Chris Schillig: Supreme Court rules against common-sense mandate

Chris Schillig
Chris Schillig

It’s a shame the Supreme Court blocked President Biden's vaccine mandate for companies with more than 100 employees.

The mandate gave the Occupational Safety and Health Administration authority to require vaccines for some 84 million American workers. It would have made the nation healthier and saved lives. Additionally, it would have provided a cover story for employees who fell under its auspices: They could have received the vaccine and still maintained their street-cred as conservatives.

Because after the obligatory griping about government overreach, tracking chips and other unfounded foolishness, most workers would have rolled up their sleeves and taken the jab.

Americans saw evidence of this last year when United Airlines required employees to get vaccinated. Despite complaints by a vocal minority, 96 percent of the airline’s employees were vaccinated by the fall.
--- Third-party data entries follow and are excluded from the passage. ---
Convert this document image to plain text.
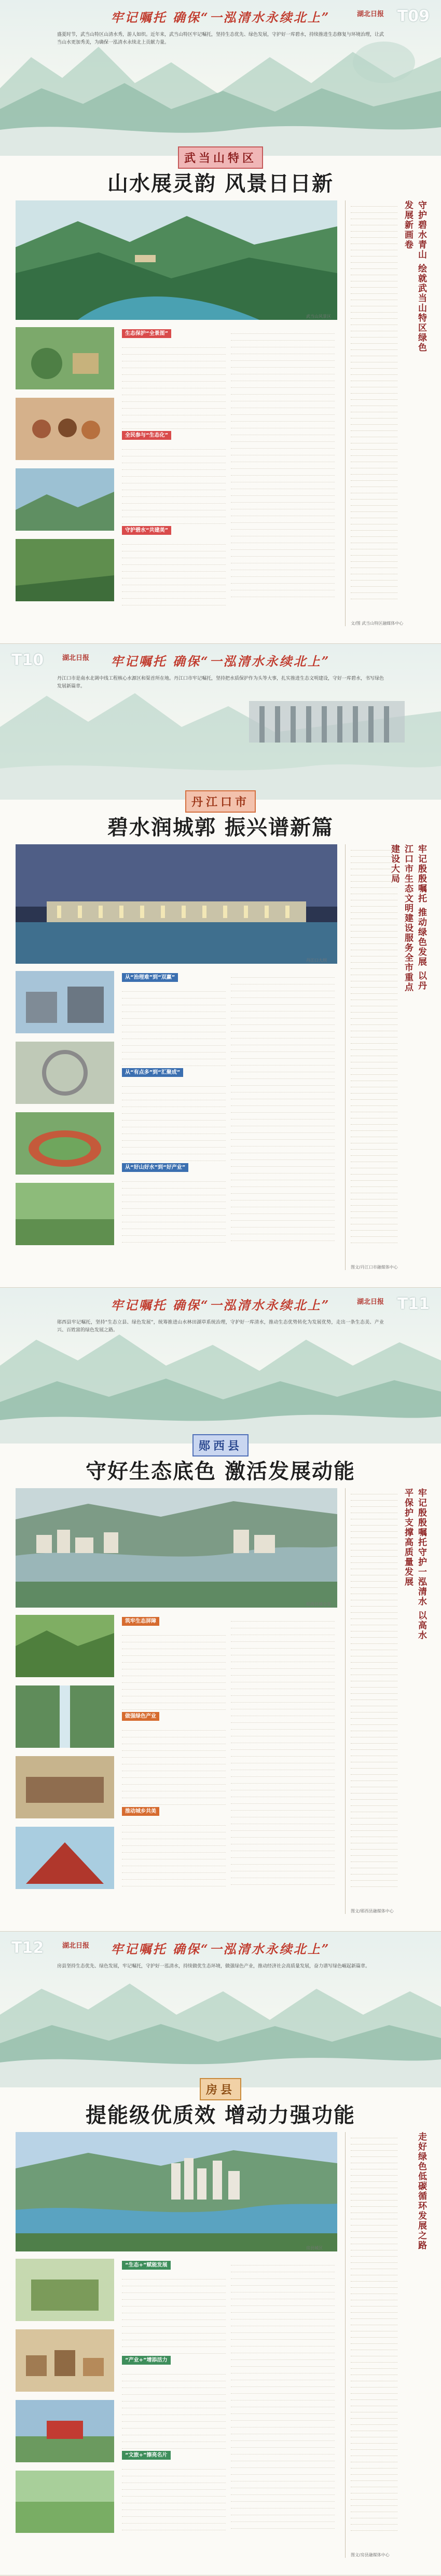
湖北日报 T09
牢记嘱托 确保“一泓清水永续北上”
盛夏时节，武当山特区山清水秀，游人如织。近年来，武当山特区牢记嘱托，坚持生态优先、绿色发展，守护好一库碧水，持续推进生态修复与环境治理，让武当山水更加秀美，为确保一泓清水永续北上贡献力量。
武当山特区
山水展灵韵 风景日日新
武当山风景区
生态保护“全景图”
全民参与“生态化”
守护碧水“共建美”
守护碧水青山 绘就武当山特区绿色发展新画卷
文/图 武当山特区融媒体中心
T10	湖北日报	牢记嘱托 确保“一泓清水永续北上”
丹江口市是南水北调中线工程核心水源区和渠首所在地。丹江口市牢记嘱托，坚持把水质保护作为头等大事，扎实推进生态文明建设，守好一库碧水，书写绿色发展新篇章。
丹江口市
碧水润城郭 振兴谱新篇
丹江口大坝
从“治理难”到“双赢”
从“有点多”到“汇聚成”
从“好山好水”到“好产业”
牢记殷殷嘱托 推动绿色发展 以丹江口市生态文明建设服务全市重点建设大局
图文/丹江口市融媒体中心
湖北日报 T11
牢记嘱托 确保“一泓清水永续北上”
郧西县牢记嘱托，坚持“生态立县、绿色发展”，统筹推进山水林田湖草系统治理，守护好一库清水，推动生态优势转化为发展优势，走出一条生态美、产业兴、百姓富的绿色发展之路。
郧西县
守好生态底色 激活发展动能
郧西县城全景
筑牢生态屏障
做强绿色产业
推动城乡共美
牢记殷殷嘱托守护一泓清水 以高水平保护支撑高质量发展
图文/郧西县融媒体中心
T12	湖北日报	牢记嘱托 确保“一泓清水永续北上”
房县坚持生态优先、绿色发展，牢记嘱托，守护好一泓清水，持续做优生态环境，做强绿色产业，推动经济社会高质量发展，奋力谱写绿色崛起新篇章。
房县
提能级优质效 增动力强功能
房县城区
“生态+”赋能发展
“产业+”增添活力
“文旅+”擦亮名片
走好绿色低碳循环发展之路
图文/房县融媒体中心
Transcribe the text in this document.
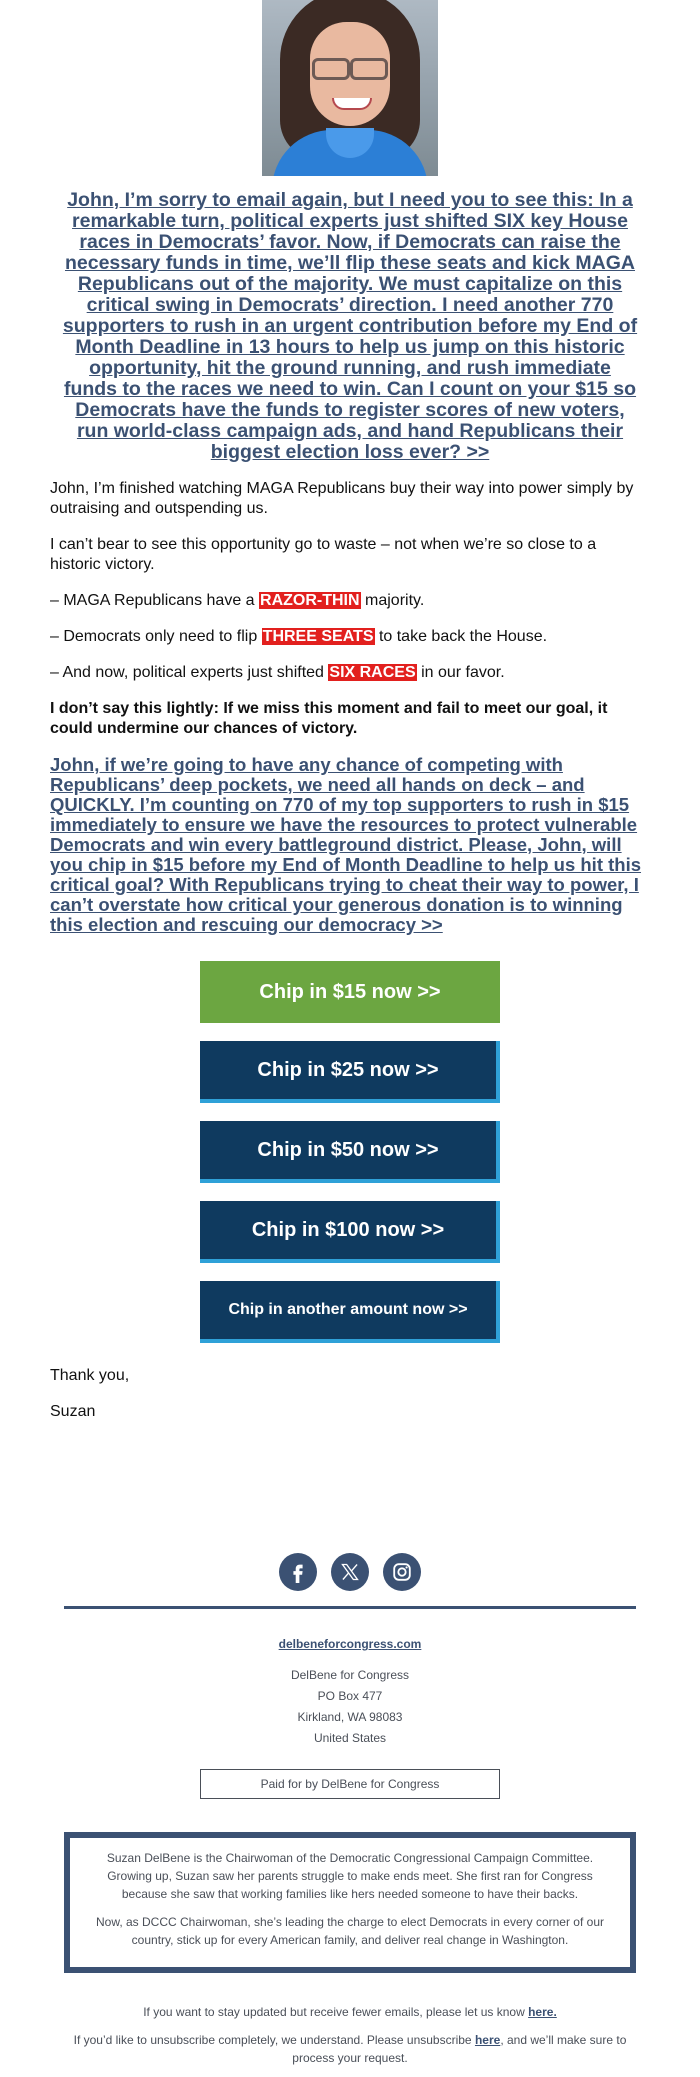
John, I’m sorry to email again, but I need you to see this: In a remarkable turn, political experts just shifted SIX key House races in Democrats’ favor. Now, if Democrats can raise the necessary funds in time, we’ll flip these seats and kick MAGA Republicans out of the majority. We must capitalize on this critical swing in Democrats’ direction. I need another 770 supporters to rush in an urgent contribution before my End of Month Deadline in 13 hours to help us jump on this historic opportunity, hit the ground running, and rush immediate funds to the races we need to win. Can I count on your $15 so Democrats have the funds to register scores of new voters, run world-class campaign ads, and hand Republicans their biggest election loss ever? >>

John, I’m finished watching MAGA Republicans buy their way into power simply by outraising and outspending us.

I can’t bear to see this opportunity go to waste – not when we’re so close to a historic victory.

– MAGA Republicans have a RAZOR-THIN majority.

– Democrats only need to flip THREE SEATS to take back the House.

– And now, political experts just shifted SIX RACES in our favor.

I don’t say this lightly: If we miss this moment and fail to meet our goal, it could undermine our chances of victory.

John, if we’re going to have any chance of competing with Republicans’ deep pockets, we need all hands on deck – and QUICKLY. I’m counting on 770 of my top supporters to rush in $15 immediately to ensure we have the resources to protect vulnerable Democrats and win every battleground district. Please, John, will you chip in $15 before my End of Month Deadline to help us hit this critical goal? With Republicans trying to cheat their way to power, I can’t overstate how critical your generous donation is to winning this election and rescuing our democracy >>
Chip in $15 now >>
Chip in $25 now >>
Chip in $50 now >>
Chip in $100 now >>
Chip in another amount now >>

Thank you,

Suzan

delbeneforcongress.com
DelBene for Congress
PO Box 477
Kirkland, WA 98083
United States
Paid for by DelBene for Congress

Suzan DelBene is the Chairwoman of the Democratic Congressional Campaign Committee. Growing up, Suzan saw her parents struggle to make ends meet. She first ran for Congress because she saw that working families like hers needed someone to have their backs.

Now, as DCCC Chairwoman, she’s leading the charge to elect Democrats in every corner of our country, stick up for every American family, and deliver real change in Washington.

If you want to stay updated but receive fewer emails, please let us know here.

If you’d like to unsubscribe completely, we understand. Please unsubscribe here, and we’ll make sure to process your request.
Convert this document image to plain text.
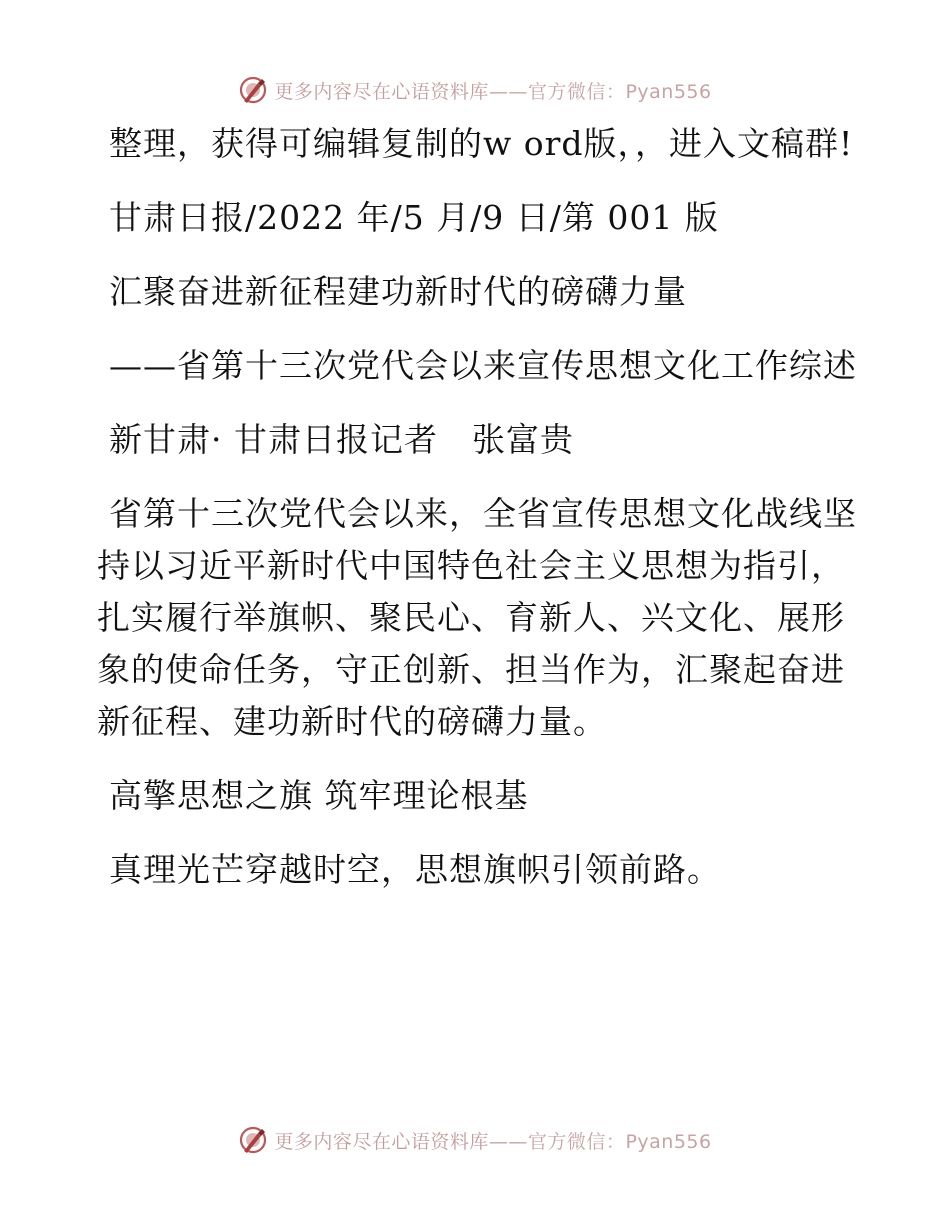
更多内容尽在心语资料库——官方微信：Pyan556

整理，获得可编辑复制的w ord版，，进入文稿群!

甘肃日报/2022 年/5 月/9 日/第 001 版

汇聚奋进新征程建功新时代的磅礴力量

——省第十三次党代会以来宣传思想文化工作综述

新甘肃· 甘肃日报记者　张富贵

省第十三次党代会以来，全省宣传思想文化战线坚持以习近平新时代中国特色社会主义思想为指引，扎实履行举旗帜、聚民心、育新人、兴文化、展形象的使命任务，守正创新、担当作为，汇聚起奋进新征程、建功新时代的磅礴力量。

高擎思想之旗 筑牢理论根基

真理光芒穿越时空，思想旗帜引领前路。

更多内容尽在心语资料库——官方微信：Pyan556
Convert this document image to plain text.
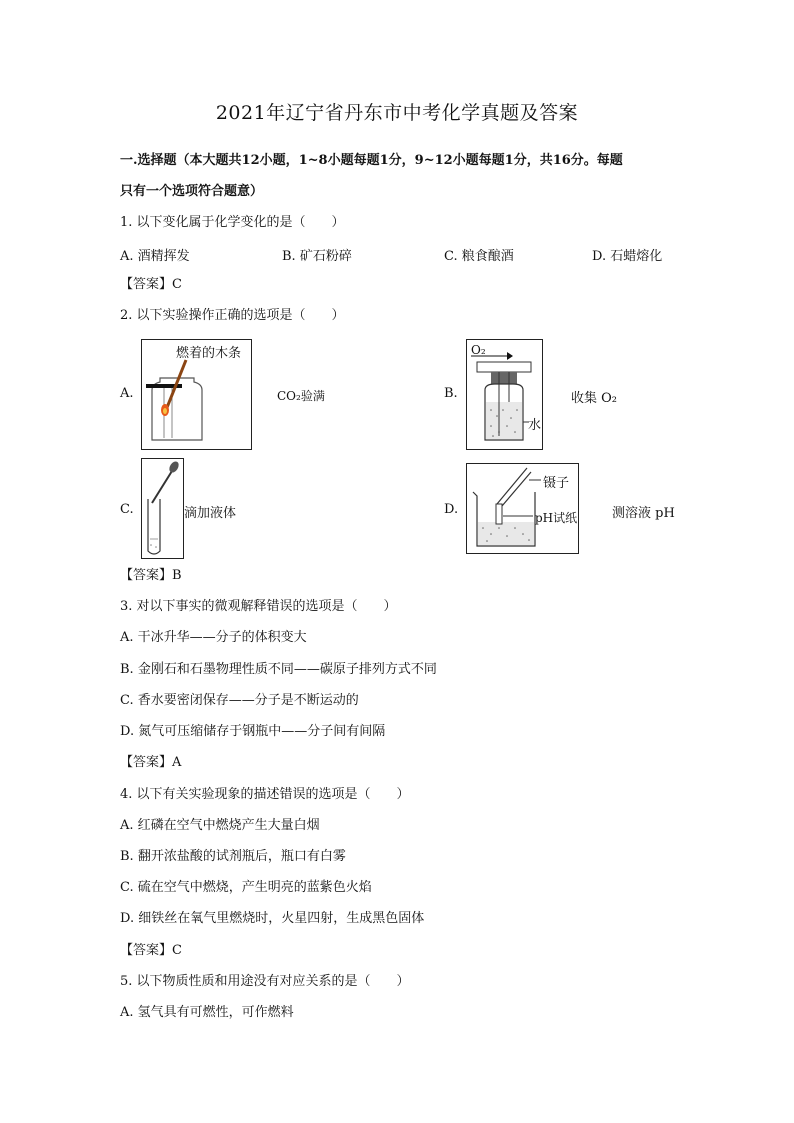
2021年辽宁省丹东市中考化学真题及答案
一.选择题（本大题共12小题，1~8小题每题1分，9~12小题每题1分，共16分。每题
只有一个选项符合题意）
1. 以下变化属于化学变化的是（　　）
A. 酒精挥发	B. 矿石粉碎	C. 粮食酿酒	D. 石蜡熔化
【答案】C
2. 以下实验操作正确的选项是（　　）
A.
燃着的木条
CO₂验满	B.
O₂
水
收集 O₂
C.	滴加液体	D.
镊子
pH试纸	测溶液 pH
【答案】B
3. 对以下事实的微观解释错误的选项是（　　）
A. 干冰升华——分子的体积变大
B. 金刚石和石墨物理性质不同——碳原子排列方式不同
C. 香水要密闭保存——分子是不断运动的
D. 氮气可压缩储存于钢瓶中——分子间有间隔
【答案】A
4. 以下有关实验现象的描述错误的选项是（　　）
A. 红磷在空气中燃烧产生大量白烟
B. 翻开浓盐酸的试剂瓶后，瓶口有白雾
C. 硫在空气中燃烧，产生明亮的蓝紫色火焰
D. 细铁丝在氧气里燃烧时，火星四射，生成黑色固体
【答案】C
5. 以下物质性质和用途没有对应关系的是（　　）
A. 氢气具有可燃性，可作燃料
Significantly, as of Jan. 11, United reported it had gone eight weeks without a single employee death from COVID. While 3,000 of the airline’s workers tested positive for COVID last week, none had been hospitalized.

This is a strong indication the vaccines are protecting people from the most adverse effects of the virus.

I wonder how many United employees and their families were secretly relieved when the company required the vaccine. The decision saved them from publicly backtracking, something many people are reluctant to do, and still offered them protection. It reminds me of a colleague’s teenage son. He was willing to receive the vaccine but begged his parents not to tell anybody. He didn’t want to be identified as a liberal.

Under the now-blocked Biden mandate, workers who refuse the vaccine would have to wear a mask — something both the vaccinated and the unvaccinated should be doing in public during times of high transmission, anyway — and get tested regularly.

Most of the holdouts would have been driven to the needle by the sheer inconvenience of these alternatives. Again, a win for short- and long-term health.

At least the court upheld Biden’s mandate for healthcare workers. When working with vulnerable populations in hospitals, nursing homes and clinics, workers should be vaccinated.

Individual companies can still mandate vaccines, of course, but few will without federal support. Starbucks, for example, scrapped its vaccine requirement after the high court’s decision.

Balancing personal freedoms with public welfare is a tricky business. Many medical professionals and average Americans disagree with the ruling, on these grounds: If COVID weren’t contagious, if it weren’t contributing to significant strain on our hospital systems and making it harder for people to get treatment for other conditions, then workers could decide if they should get the vaccine. When only your health is affected, you can make whatever decisions are best for you.

But the virus is contagious and does affect all Americans. The Supreme Court ruled to hobble a response to help end this health crisis sooner.

The mandate would have made workplaces safer, which is OSHA’s main purpose. As a byproduct, it would have made customers safer too, ensuring more of them would be around to keep the economy humming, which is a major conservative tenet.

It’s ironic, then, that the court’s conservative majority is what stood in the mandate’s way.